Felix Weingartner shares Hanslick’s concern over Wagner’s approach:

Wagner’s treatise combated the philistinism that suffocated every modification of tempo and therefore all vitality of phrasing in a rigid metronomism; my own book on the other hand combated the errors that had arisen through exaggeration of these modifications after the necessity for them had gradually come to be admitted. It was therefore no plagiarism of Wagner’s, as was of course asserted, but its counterpart, or, if you will, its continuation in the spirit of our own day.
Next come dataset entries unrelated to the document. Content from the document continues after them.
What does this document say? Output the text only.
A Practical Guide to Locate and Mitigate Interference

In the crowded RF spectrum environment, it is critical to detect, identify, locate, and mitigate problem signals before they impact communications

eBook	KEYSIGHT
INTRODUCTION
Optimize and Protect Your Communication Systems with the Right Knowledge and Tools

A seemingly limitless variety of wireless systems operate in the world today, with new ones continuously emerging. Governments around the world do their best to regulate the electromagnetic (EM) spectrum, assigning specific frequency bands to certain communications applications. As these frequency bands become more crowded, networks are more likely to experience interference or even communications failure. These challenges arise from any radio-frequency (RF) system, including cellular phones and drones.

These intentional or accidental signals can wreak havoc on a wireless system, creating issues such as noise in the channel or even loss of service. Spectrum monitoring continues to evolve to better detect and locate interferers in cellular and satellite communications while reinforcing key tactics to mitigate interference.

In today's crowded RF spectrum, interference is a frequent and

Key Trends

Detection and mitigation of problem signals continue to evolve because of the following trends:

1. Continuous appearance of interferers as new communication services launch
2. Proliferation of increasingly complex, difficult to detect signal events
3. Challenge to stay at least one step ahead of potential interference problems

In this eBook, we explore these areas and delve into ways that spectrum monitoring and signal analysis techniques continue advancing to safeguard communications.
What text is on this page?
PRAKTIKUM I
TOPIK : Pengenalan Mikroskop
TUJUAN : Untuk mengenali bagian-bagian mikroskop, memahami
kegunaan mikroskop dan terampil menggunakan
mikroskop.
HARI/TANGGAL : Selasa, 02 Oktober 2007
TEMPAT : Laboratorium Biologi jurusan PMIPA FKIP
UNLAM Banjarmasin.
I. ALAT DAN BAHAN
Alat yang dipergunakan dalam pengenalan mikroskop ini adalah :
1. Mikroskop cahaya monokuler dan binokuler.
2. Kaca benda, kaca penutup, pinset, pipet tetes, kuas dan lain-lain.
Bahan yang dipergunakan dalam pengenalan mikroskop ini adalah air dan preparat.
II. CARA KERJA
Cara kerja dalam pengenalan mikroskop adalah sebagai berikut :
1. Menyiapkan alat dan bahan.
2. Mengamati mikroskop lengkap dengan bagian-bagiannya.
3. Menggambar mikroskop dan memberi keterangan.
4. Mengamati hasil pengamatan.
If Wagner opened new paths, I believed it my duty to warn people against mistaking a senseless trampling of the grass for progress along new paths.18

Weingartner’s treatise, On Conducting, was written, in part, as a response to the liberties with regard to tempo taken by Wagner’s disciple, Hans von Bülow. Although Weingartner conceded some admiration for von Bülow and recognised his contribution to the art and craft of conducting, he was of the opinion that von Bülow sometimes went too far with regard to tempo modification and that, at times, his goal was to divert the attention of the audience away from the music and toward himself as conductor.